About HealthCare Royalty Partners
HealthCare Royalty Partners is a global healthcare investment firm focused on investing primarily in commercial stage healthcare product assets. HCRP has raised over $3 billion in committed capital and is headquartered in Stamford, CT. Over the past decade, HCRP's co-founders have completed more than 60 healthcare investments totaling more than $2.6 billion of capital. For more information, visit www.healthcareroyalty.com.
Except for the historical information contained herein, the matters set forth in this press release, including statements regarding Coherus’ plans, potential opportunities, expectations, projections, goals, objectives, milestones, strategies, product pipeline, clinical studies, product development and the potential benefits of its products under development are forward-looking statements within the meaning of the "safe harbor" provisions of the Private Securities Litigation Reform Act of 1995, including Coherus’ expectations regarding its ability to advance its CHS-1701, CHS-0214 and CHS-1420 biosimilar drug candidates.
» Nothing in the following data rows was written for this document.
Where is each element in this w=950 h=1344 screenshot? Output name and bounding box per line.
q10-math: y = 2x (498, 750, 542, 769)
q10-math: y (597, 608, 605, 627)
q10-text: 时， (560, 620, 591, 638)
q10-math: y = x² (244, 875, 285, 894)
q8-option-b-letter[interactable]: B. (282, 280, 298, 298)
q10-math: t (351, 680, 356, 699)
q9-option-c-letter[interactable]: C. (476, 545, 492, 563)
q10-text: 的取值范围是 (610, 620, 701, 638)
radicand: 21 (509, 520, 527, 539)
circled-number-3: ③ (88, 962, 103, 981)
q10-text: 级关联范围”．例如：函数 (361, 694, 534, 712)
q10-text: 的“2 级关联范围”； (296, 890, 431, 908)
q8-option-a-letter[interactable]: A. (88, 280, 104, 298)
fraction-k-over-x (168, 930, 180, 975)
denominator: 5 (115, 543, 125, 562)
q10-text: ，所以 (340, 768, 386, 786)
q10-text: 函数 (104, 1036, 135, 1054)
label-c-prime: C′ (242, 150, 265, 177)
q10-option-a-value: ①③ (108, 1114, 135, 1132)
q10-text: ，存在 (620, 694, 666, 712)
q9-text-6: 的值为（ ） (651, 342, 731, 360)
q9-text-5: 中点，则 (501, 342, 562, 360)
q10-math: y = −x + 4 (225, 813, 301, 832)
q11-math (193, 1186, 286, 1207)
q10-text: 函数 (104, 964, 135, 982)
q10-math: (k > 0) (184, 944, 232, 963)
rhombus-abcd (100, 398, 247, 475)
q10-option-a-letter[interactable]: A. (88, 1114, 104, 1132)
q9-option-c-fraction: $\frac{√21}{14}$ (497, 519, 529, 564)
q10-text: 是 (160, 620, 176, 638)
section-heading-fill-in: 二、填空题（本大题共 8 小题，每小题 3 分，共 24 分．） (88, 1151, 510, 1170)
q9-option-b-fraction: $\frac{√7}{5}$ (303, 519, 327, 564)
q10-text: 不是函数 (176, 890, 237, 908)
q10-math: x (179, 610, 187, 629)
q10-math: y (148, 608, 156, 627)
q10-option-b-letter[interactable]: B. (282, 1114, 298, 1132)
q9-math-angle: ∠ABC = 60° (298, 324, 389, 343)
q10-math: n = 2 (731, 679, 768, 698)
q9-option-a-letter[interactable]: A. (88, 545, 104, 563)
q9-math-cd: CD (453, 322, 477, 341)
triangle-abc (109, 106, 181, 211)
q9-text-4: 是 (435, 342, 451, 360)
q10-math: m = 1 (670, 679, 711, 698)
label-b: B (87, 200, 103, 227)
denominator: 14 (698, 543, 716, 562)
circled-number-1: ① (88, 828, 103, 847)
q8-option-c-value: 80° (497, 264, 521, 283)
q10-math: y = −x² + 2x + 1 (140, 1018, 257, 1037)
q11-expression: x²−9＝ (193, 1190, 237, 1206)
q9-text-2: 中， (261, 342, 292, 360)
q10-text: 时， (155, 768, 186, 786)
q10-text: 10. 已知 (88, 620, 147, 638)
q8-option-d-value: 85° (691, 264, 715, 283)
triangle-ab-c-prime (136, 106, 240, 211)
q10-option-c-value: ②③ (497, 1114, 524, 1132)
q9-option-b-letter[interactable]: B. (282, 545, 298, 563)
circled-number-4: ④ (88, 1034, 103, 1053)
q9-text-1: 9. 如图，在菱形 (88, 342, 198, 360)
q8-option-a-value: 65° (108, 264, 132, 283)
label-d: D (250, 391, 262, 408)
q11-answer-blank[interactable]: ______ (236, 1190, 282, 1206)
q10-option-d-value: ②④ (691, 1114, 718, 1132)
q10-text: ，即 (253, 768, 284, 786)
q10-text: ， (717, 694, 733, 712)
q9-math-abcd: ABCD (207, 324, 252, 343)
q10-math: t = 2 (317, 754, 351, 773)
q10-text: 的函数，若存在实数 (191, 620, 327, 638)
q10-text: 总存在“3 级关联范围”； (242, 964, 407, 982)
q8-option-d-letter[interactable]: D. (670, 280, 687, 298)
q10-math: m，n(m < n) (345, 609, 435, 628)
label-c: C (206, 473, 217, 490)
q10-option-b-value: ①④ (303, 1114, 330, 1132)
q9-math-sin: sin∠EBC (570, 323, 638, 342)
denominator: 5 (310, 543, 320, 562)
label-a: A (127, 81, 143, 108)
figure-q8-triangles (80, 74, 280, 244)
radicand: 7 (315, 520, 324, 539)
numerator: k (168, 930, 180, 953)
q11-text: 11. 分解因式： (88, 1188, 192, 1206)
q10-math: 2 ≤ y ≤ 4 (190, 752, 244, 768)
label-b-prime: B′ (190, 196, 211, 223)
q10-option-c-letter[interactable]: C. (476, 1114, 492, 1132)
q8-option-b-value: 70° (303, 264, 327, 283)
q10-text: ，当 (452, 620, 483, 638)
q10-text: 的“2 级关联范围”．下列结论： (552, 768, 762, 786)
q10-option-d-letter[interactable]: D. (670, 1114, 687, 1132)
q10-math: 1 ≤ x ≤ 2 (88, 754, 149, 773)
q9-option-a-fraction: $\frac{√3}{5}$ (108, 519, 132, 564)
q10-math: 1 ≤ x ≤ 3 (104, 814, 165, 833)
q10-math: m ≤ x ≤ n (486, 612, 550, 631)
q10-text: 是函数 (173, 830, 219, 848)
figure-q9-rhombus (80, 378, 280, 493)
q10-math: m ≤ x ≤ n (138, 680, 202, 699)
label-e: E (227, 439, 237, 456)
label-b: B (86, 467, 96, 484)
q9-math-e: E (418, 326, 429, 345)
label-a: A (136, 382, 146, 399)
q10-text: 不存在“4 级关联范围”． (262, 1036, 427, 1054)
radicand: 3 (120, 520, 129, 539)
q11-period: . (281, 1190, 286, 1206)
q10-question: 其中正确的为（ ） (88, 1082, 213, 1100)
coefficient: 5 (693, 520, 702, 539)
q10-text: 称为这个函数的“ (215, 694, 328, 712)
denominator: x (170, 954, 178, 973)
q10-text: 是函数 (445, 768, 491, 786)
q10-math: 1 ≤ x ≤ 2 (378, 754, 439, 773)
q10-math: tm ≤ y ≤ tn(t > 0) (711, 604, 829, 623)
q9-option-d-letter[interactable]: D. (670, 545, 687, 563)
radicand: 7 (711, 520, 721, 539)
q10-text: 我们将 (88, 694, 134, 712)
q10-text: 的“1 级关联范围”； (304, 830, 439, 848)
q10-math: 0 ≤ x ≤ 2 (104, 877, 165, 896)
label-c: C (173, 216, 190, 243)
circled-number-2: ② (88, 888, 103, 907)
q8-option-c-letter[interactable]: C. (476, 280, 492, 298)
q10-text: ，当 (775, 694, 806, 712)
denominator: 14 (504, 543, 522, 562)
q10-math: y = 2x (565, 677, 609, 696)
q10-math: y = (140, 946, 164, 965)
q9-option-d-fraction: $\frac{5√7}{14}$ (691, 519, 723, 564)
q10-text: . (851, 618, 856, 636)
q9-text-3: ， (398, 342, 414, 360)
Such forward-looking statements involve substantial risks and uncertainties that could cause our clinical development programs, future results, performance or achievements to differ significantly from those expressed or implied by the forward-looking statements. Such risks and uncertainties include, among others, the uncertainties inherent in the clinical drug development process, including the regulatory approval process, the timing of our regulatory filings and other matters that could affect the availability or commercial potential of our biosimilar drug candidates, as well as possible patent litigation. Coherus undertakes no obligation to update or revise any forward-looking statements. For a further description of the risks and uncertainties that could cause actual results to differ from those expressed in these forward-looking statements, as well as risks relating to Coherus’ business in general, see Coherus’ Quarterly Report on Form 10-Q for the quarter ended September 30, 2015, filed with the Securities and Exchange Commission on November 10, 2015 and its future periodic reports to be filed with the Securities and Exchange Commission.